Modéliser l’impact des activités d’élevage pastoral sur les espaces naturels et agricoles en fonction de différents scénarios d’évolution (prix de la viande ovine, conditions climatiques, développement de l’exploitation forestière…), puis en donner une traduction cartographique, telles sont les finalités du Système Multi-Agents (SMA) en voie d’aboutissement pour le territoire du Parc naturel régional du Luberon. Les travaux, qui avancent par étapes depuis trois années, sont pilotés par l’INRA Ecodéveloppement d’Avignon, en collaboration avec le PNR du Luberon, le CERPAM, l’Institut de l’Elevage, le CRPF et l’ONF. Pour le CERPAM, cette action s’insère dans son programme d’acquisition de références consacré au thème « pastoralisme et aléas climatiques », cofinancé par le Conseil Régional PACA et l’Union Européenne (Feader – mesure 323 C).
Le modèle informatique, fort complexe, est maintenant opérationnel et son amélioration repose surtout sur des contrôles de cohérence. Une nouvelle phase vient de s’ouvrir : celle de la mise au point d’un jeu de rôles par lequel les différents acteurs inscrits dans le modèle (éleveurs, forestiers, élus, services du PNRL, …) seront invités à réagir ensemble et concrètement aux scénarios d’évolution envisagés, tandis que le modèle informatique fournira les simulations correspondantes. Pour préparer la construction du jeu de rôles, deux éleveurs responsables professionnels représentant le GDA Elevage et la Chambre d’Agriculture de Vaucluse ont rejoint le groupe de travail. Rendez-vous est pris à l’automne pour tester le jeu de rôles, puis pour le mettre en application avec les acteurs locaux !

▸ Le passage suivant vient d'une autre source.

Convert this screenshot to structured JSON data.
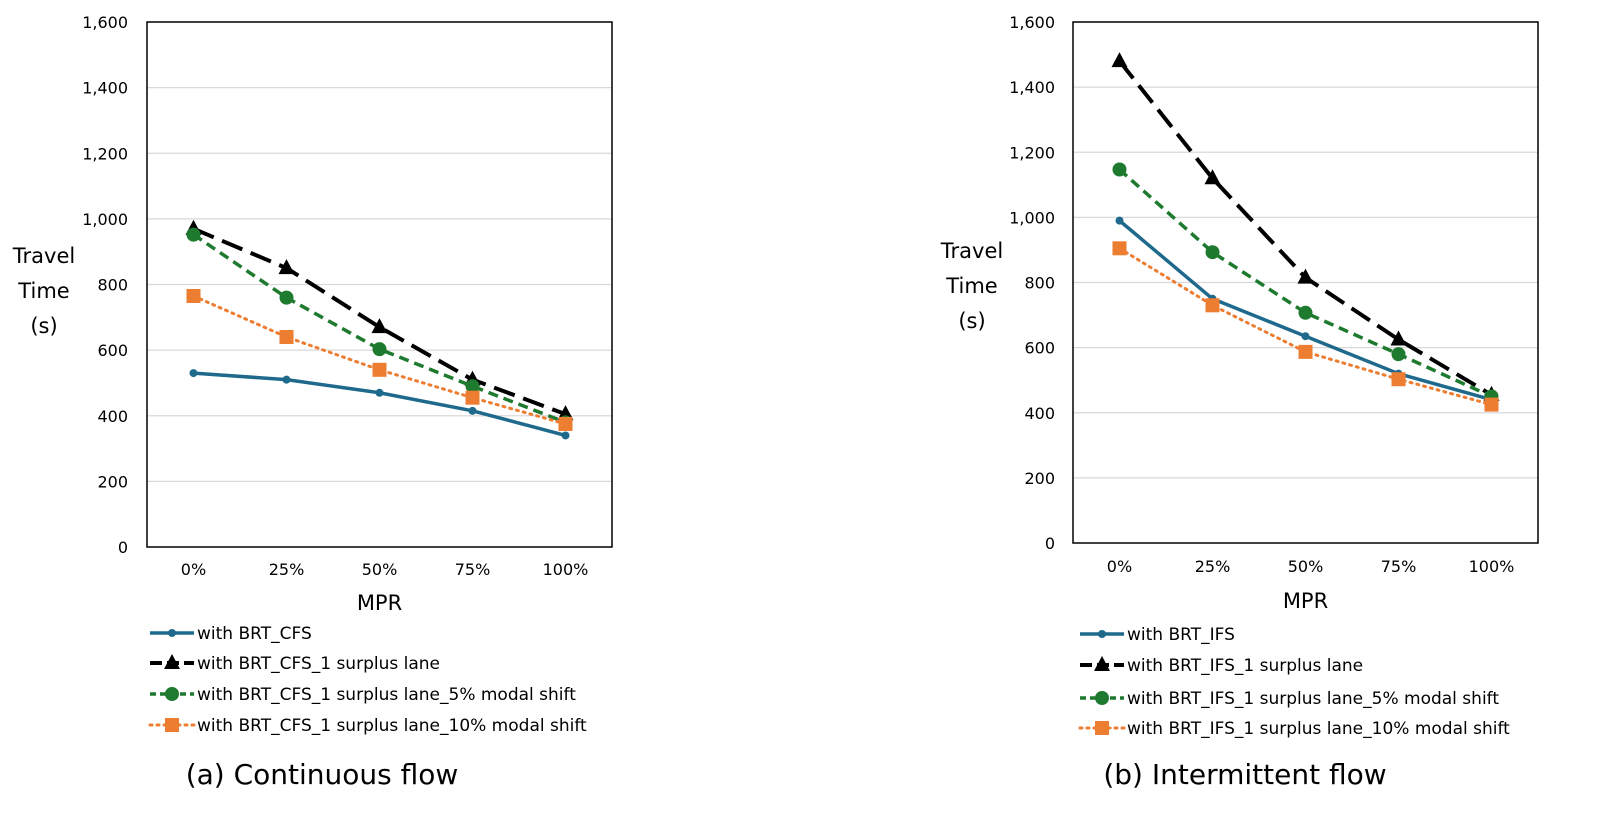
{
  "chart_data": [
    {
      "type": "line",
      "panel_caption": "(a) Continuous flow",
      "xlabel": "MPR",
      "ylabel": [
        "Travel",
        "Time",
        "(s)"
      ],
      "categories": [
        "0%",
        "25%",
        "50%",
        "75%",
        "100%"
      ],
      "ylim": [
        0,
        1600
      ],
      "yticks": [
        0,
        200,
        400,
        600,
        800,
        1000,
        1200,
        1400,
        1600
      ],
      "ytick_labels": [
        "0",
        "200",
        "400",
        "600",
        "800",
        "1,000",
        "1,200",
        "1,400",
        "1,600"
      ],
      "grid": true,
      "legend_position": "bottom-left",
      "series": [
        {
          "name": "with BRT_CFS",
          "values": [
            530,
            510,
            470,
            415,
            340
          ],
          "color": "#1f6a8c",
          "marker": "circle-small",
          "dash": "solid"
        },
        {
          "name": "with BRT_CFS_1 surplus lane",
          "values": [
            970,
            850,
            670,
            510,
            405
          ],
          "color": "#000000",
          "marker": "triangle",
          "dash": "long-dash"
        },
        {
          "name": "with BRT_CFS_1 surplus lane_5% modal shift",
          "values": [
            952,
            760,
            603,
            490,
            380
          ],
          "color": "#1e7a2e",
          "marker": "circle",
          "dash": "dash"
        },
        {
          "name": "with BRT_CFS_1 surplus lane_10% modal shift",
          "values": [
            765,
            640,
            540,
            455,
            375
          ],
          "color": "#ed7d31",
          "marker": "square",
          "dash": "dot"
        }
      ]
    },
    {
      "type": "line",
      "panel_caption": "(b) Intermittent flow",
      "xlabel": "MPR",
      "ylabel": [
        "Travel",
        "Time",
        "(s)"
      ],
      "categories": [
        "0%",
        "25%",
        "50%",
        "75%",
        "100%"
      ],
      "ylim": [
        0,
        1600
      ],
      "yticks": [
        0,
        200,
        400,
        600,
        800,
        1000,
        1200,
        1400,
        1600
      ],
      "ytick_labels": [
        "0",
        "200",
        "400",
        "600",
        "800",
        "1,000",
        "1,200",
        "1,400",
        "1,600"
      ],
      "grid": true,
      "legend_position": "bottom-left",
      "series": [
        {
          "name": "with BRT_IFS",
          "values": [
            990,
            750,
            635,
            520,
            440
          ],
          "color": "#1f6a8c",
          "marker": "circle-small",
          "dash": "solid"
        },
        {
          "name": "with BRT_IFS_1 surplus lane",
          "values": [
            1480,
            1120,
            815,
            625,
            455
          ],
          "color": "#000000",
          "marker": "triangle",
          "dash": "long-dash"
        },
        {
          "name": "with BRT_IFS_1 surplus lane_5% modal shift",
          "values": [
            1147,
            893,
            707,
            580,
            450
          ],
          "color": "#1e7a2e",
          "marker": "circle",
          "dash": "dash"
        },
        {
          "name": "with BRT_IFS_1 surplus lane_10% modal shift",
          "values": [
            905,
            730,
            587,
            503,
            425
          ],
          "color": "#ed7d31",
          "marker": "square",
          "dash": "dot"
        }
      ]
    }
  ]
}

Deux types de valorisation en sont attendus : d’une part, fournir au niveau local un outil d’aide à la décision interactif et multi-acteurs pour la gestion du territoire ; d’autre part, vérifier si les hypothèses d’adaptation et d’évolution inscrites dans le modèle concordent ou non avec les choix et les décisions que retiendront effectivement les acteurs impliqués dans les séances de jeu.